What the post is about is that I need fun. And the problem with me is that I engage in things that interest me, but I’m so consumed with guilt about it that it doesn’t do what it should for me, and I can’t really throw myself into the fun or my work or anything because you can’t wholeheartedly approach anything when you’re buried in rubble. You follow?
And I need to find the fun in writing again. I need the drive and excitement back. I need that feeling that I can’t wait to tell you what happens next, that I can’t wait to see how it unfolds myself, when I can’t stand that I have to go buy groceries because it takes me away from my story for a whole hour.
You know where I’ve found that, lately? Fanfiction. Reading this or that at FanFiction.net lately has reminded what it was like to just sit down and write stuff. To just tell a story for the love of the characters and the love of just telling a story. I don’t know if I could ever write it myself. I think I’m so bound up in perfectionism that getting someone else’s character and world detail right would just be another layer of crazy for me.

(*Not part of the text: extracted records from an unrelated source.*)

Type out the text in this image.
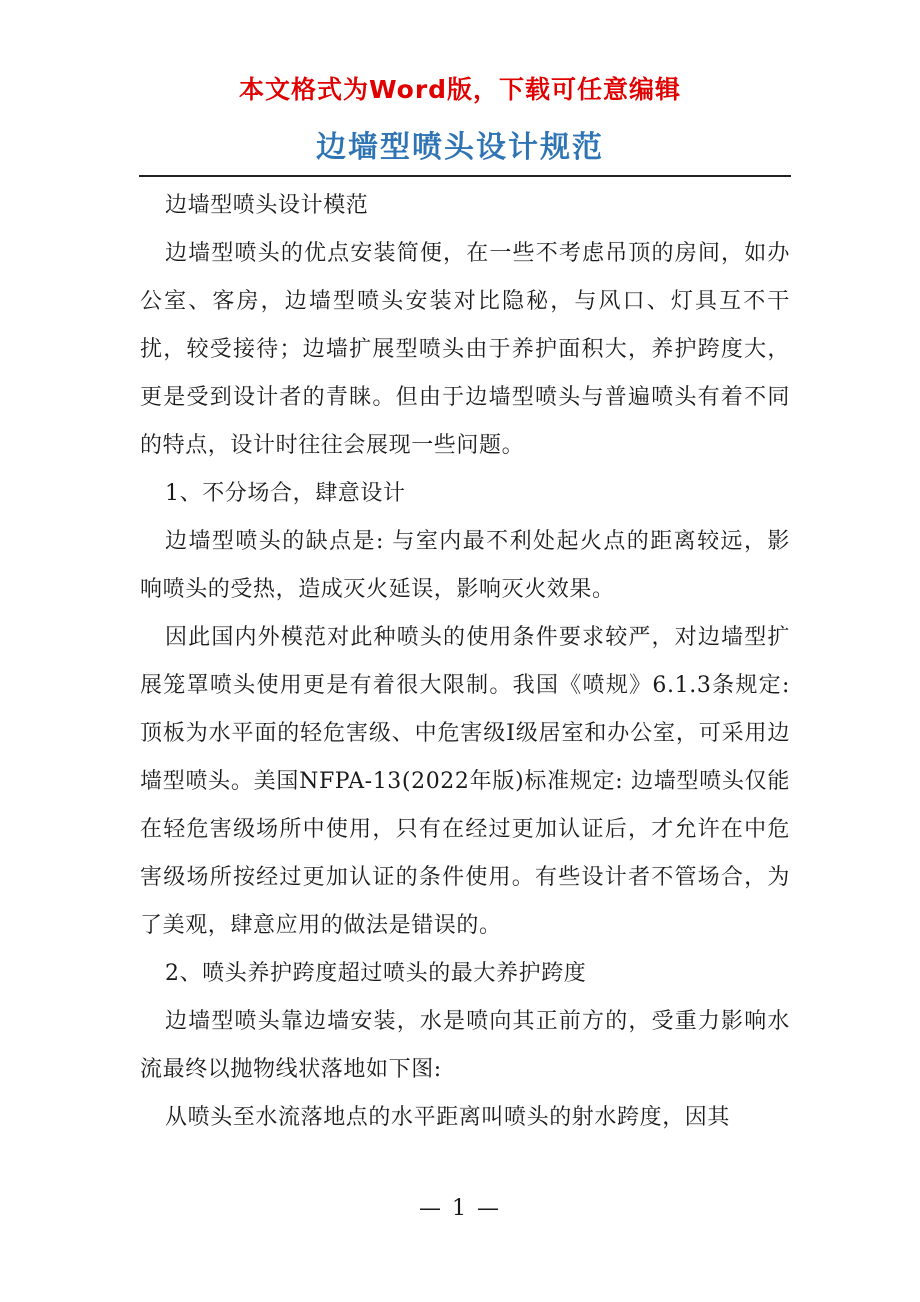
本文格式为Word版，下载可任意编辑
边墙型喷头设计规范

边墙型喷头设计模范

边墙型喷头的优点安装简便，在一些不考虑吊顶的房间，如办公室、客房，边墙型喷头安装对比隐秘，与风口、灯具互不干扰，较受接待；边墙扩展型喷头由于养护面积大，养护跨度大，更是受到设计者的青睐。但由于边墙型喷头与普遍喷头有着不同的特点，设计时往往会展现一些问题。

1、不分场合，肆意设计

边墙型喷头的缺点是: 与室内最不利处起火点的距离较远，影响喷头的受热，造成灭火延误，影响灭火效果。

因此国内外模范对此种喷头的使用条件要求较严，对边墙型扩展笼罩喷头使用更是有着很大限制。我国《喷规》6.1.3条规定: 顶板为水平面的轻危害级、中危害级Ⅰ级居室和办公室，可采用边墙型喷头。美国NFPA-13(2022年版)标准规定: 边墙型喷头仅能在轻危害级场所中使用，只有在经过更加认证后，才允许在中危害级场所按经过更加认证的条件使用。有些设计者不管场合，为了美观，肆意应用的做法是错误的。

2、喷头养护跨度超过喷头的最大养护跨度

边墙型喷头靠边墙安装，水是喷向其正前方的，受重力影响水流最终以抛物线状落地如下图:

从喷头至水流落地点的水平距离叫喷头的射水跨度，因其

— 1 —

Which leads me to a related note: Hmm…I really enjoyed that, I didn’t actually care when the wording got a little clumsy, or when the characters got swept away in the moment and their voices got a bit off, or if this or that detail wasn’t precisely the way I remembered it.
Some of that going on lately, times when I realize that my standards for everyone else on the planet are quite fair, while those for me are just hatefully, impossibly unreachable.
So, I don’t know, maybe I could take a baby step here. Give myself something I’m allowed to love obsessively and without guilt and see if owning a little actual joy would help lift some of the rubble rather than add to it.
Well, there was another bit of rabid self-involvement for you. To thank you for sticking with me, I have two recommendations for you to check out:
Fandom in Stitches is pretty awesome. Even if you’re not a quilter, it’s fun to look at. I mean, I get a kick just out of seeing how much people LOVE stuff. You should bum around there until you find the Harry Potter and HP Project of Doom stuff. On this page you’ll even find a Serenity logo.
Which brings me to my second rec: Voices and Visions, a Firefly/Serenity fanfic. Post-Miranda, dealing with the Washlessness, some Simon x Kaylee, some nice Mal x Inara, but this one’s mostly Jayne x River, and oh, is it over 100k words of Rayne emo porn that I could not put down. *swoons*
I think I have to call my Reforming Rogues Anonymous sponsor and get to a meeting.